To reduce emissions of carbon dioxide from the automotive industry, fuel companies must increase the share of renewable raw materials in their products. At many filling stations in Sweden, customers can now choose between ordinary diesel and biodiesel, which contains a higher renewable proportion. But is running vehicles on biodiesel really always better for the environment?
Testfakta’s comparison of the composition of fuel companies’ various diesel products shows that, in many cases, the renewable component contains palm oil or PFAD (palm fatty acid distillate), a processing by-product from the refining of crude palm oil. The much-criticised palm-oil industry contributes to rainforest destruction and, when ditches are dug to drain wetlands for oil-palm plantations, causes major carbon emissions. By some estimates, fuel with a high proportion of PFAD or palm oil ultimately causes more carbon emissions than fossil diesel.
— The fuel companies are marketing these products as more sustainable, but they don’t tell the other sides of the story. The question is whether they shouldn’t be taken to the Market Court,’ says Martin Prieto Beaulieu, a spokesperson for the Swedish Association of Green Motorists (Gröna Bilister).
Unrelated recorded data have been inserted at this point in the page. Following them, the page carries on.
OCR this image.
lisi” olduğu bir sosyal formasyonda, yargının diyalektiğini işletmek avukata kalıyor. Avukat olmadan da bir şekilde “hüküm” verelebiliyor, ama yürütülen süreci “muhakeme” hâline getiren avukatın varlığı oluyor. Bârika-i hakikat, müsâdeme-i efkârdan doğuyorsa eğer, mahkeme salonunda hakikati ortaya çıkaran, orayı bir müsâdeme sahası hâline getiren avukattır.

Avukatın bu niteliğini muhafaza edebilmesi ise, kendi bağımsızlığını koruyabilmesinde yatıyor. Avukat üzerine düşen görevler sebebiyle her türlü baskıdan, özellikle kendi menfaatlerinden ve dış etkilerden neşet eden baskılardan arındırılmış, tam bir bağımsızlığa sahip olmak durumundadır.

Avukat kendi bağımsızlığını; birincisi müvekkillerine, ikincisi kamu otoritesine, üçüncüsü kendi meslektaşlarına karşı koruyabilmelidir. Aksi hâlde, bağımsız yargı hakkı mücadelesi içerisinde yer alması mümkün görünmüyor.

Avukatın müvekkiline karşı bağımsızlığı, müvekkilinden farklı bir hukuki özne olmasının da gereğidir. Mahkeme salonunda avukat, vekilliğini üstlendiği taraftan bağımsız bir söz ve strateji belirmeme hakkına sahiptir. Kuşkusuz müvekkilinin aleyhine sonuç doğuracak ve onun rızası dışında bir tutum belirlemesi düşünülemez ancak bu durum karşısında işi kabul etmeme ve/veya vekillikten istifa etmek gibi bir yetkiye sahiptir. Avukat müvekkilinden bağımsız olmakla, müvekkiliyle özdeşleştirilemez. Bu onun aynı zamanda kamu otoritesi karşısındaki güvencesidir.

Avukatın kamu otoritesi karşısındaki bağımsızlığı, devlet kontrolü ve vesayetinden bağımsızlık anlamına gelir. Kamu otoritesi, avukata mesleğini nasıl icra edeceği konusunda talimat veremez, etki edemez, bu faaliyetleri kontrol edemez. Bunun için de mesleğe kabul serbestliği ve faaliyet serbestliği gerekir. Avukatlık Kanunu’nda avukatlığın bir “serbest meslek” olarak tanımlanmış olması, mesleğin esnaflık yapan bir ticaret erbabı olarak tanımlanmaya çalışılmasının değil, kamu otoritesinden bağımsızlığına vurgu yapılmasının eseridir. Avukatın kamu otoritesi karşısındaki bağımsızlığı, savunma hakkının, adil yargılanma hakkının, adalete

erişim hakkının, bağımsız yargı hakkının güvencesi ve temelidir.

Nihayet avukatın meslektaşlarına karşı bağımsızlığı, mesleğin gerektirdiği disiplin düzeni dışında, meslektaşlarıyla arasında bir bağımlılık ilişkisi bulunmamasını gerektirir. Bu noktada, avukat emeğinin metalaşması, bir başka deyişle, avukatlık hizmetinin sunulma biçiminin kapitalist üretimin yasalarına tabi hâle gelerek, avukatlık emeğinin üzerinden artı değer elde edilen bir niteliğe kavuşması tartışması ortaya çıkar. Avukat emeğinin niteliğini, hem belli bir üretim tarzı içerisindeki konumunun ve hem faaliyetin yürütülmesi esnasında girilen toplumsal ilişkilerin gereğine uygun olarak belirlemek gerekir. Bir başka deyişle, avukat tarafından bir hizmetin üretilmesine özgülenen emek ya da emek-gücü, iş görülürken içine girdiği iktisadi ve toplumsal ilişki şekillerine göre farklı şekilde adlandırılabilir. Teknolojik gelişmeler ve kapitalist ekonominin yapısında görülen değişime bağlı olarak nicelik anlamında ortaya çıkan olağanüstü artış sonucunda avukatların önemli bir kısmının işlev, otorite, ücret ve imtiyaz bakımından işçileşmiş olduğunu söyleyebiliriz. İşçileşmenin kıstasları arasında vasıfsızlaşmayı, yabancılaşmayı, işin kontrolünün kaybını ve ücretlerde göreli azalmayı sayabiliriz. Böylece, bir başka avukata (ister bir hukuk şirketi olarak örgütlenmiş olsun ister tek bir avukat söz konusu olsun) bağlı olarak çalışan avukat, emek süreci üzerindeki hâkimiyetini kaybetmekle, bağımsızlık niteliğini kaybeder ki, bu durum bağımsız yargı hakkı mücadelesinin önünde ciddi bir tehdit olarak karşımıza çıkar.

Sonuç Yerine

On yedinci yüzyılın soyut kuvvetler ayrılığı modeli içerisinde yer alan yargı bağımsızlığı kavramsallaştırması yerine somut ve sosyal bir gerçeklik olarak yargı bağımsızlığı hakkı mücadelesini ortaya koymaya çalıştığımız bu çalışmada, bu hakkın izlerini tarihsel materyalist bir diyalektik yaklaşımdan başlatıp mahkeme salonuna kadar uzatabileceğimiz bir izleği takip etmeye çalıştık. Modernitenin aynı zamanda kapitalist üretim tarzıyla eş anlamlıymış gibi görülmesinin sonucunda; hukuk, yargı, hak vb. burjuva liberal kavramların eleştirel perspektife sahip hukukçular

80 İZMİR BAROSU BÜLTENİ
The information obtained by Testfakta from the companies shows that the various products have differing proportions of PFAD and palm oil. PFAD ranges from none at all in Preem’s products to 14% in Circle K’s 'miles diesel bio' and 77% in St1's 'renewable diesel'. St1 Diesel and Shell City Diesel contain both PFAD and palm oil.
According to Erica Samuelsson, head of marketing at St1, meeting the requirements to cut emissions without using these raw materials would be difficult. Demand for biocomponents simply exceeds supply.
— Also, all the palm oil we use is certified and can be traced back to the plantations of origin. Work is under way to make PFAD traceable back to the plantations too,’ Samuelsson says.
Magnus Nilsson, a former spokesman on transport issues for the Swedish Society for Nature Conservation, can understand that the fuel companies have trouble finding good alternative raw materials for their biodiesel. But his view is that using palm oil and PFAD is indefensible in the long term, even if they come from certified sources.
— The problem is that the palm oil that the fuel companies are currently buying is produced on land formerly used to produce palm oil for the food industry. But the food industry still wants palm oil and, to meet its needs, drainage ditches have to be dug in new growing areas, resulting in heavy carbon emissions. This indirectly affects land use, he explains.